La ville fait valoir que le contribuable doit montrer spécifiquement quelles recettes sont attribuables à d'autres États. Ce serait le cas si le contribuable avait spécifiquement attribué des recettes à un lieu d'activité précis en vertu des règles relatives au lieu d'établissement. Mais lorsqu'il est impossible ou peu pratique pour une entreprise d'attribuer spécifiquement des recettes aux fins de la localisation, il sera également impossible ou peu pratique d'identifier des recettes spécifiques aux fins de la déduction. Exiger l'identification spécifique des recettes pour la déduction lorsque la répartition des salaires a été utilisée à des fins de localisation reviendrait à refuser la déduction accordée par l'Assemblée générale.

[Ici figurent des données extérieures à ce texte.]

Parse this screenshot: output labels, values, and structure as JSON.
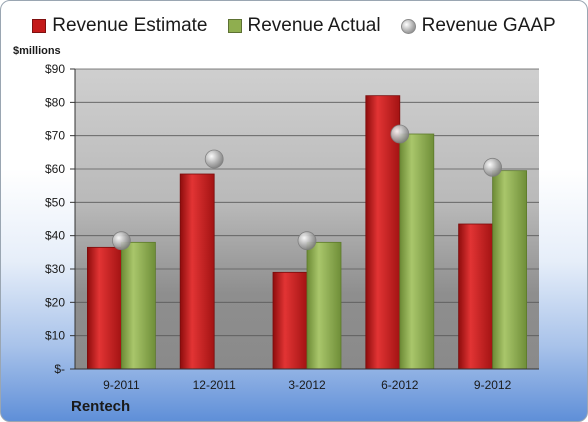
{
  "chart_data": {
    "type": "bar",
    "categories": [
      "9-2011",
      "12-2011",
      "3-2012",
      "6-2012",
      "9-2012"
    ],
    "series": [
      {
        "name": "Revenue Estimate",
        "kind": "bar",
        "color": "#c41a1a",
        "values": [
          36.5,
          58.5,
          29,
          82,
          43.5
        ]
      },
      {
        "name": "Revenue Actual",
        "kind": "bar",
        "color": "#8fae4f",
        "values": [
          38,
          null,
          38,
          70.5,
          59.5
        ]
      },
      {
        "name": "Revenue GAAP",
        "kind": "marker",
        "color": "#b0b0b0",
        "values": [
          38.5,
          63,
          38.5,
          70.5,
          60.5
        ]
      }
    ],
    "ylabel": "$millions",
    "ylim": [
      0,
      90
    ],
    "yticks": [
      0,
      10,
      20,
      30,
      40,
      50,
      60,
      70,
      80,
      90
    ],
    "ytick_labels": [
      "$-",
      "$10",
      "$20",
      "$30",
      "$40",
      "$50",
      "$60",
      "$70",
      "$80",
      "$90"
    ],
    "grid": true,
    "legend_position": "top"
  },
  "company_name": "Rentech"
}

Une entreprise qui a eu recours à la répartition aux fins de l'établissement doit démontrer que de telles recettes existent, même si elles ne peuvent pas être spécifiquement identifiées ou facilement quantifiées. Par exemple, si des employés de l'établissement stable de Virginia se rendent chez des clients situés dans d'autres États, il est clair que certaines recettes gagnées par l'établissement stable local (ou qui lui ont été attribuées par la répartition de la masse salariale) peuvent donner droit à la déduction. Les appels téléphoniques ou les contacts Internet entre les employés d'un établissement stable en Virginia et les clients situés dans d'autres États peuvent également être suffisants pour bénéficier de la déduction.
Le lien entre la déduction BPOL et l'impôt sur le revenu se termine par le dépôt d'une déclaration d'impôt sur le revenu dans l'autre État. Il n'est pas nécessaire qu'une entreprise démontre que les revenus générés par l'établissement stable de Virginia ou par l'une de ses opérations sont inclus dans les revenus imposables figurant dans la déclaration déposée auprès d'un autre État, ou qu'ils ont entraîné l'assujettissement de la société à l'impôt dans un autre État.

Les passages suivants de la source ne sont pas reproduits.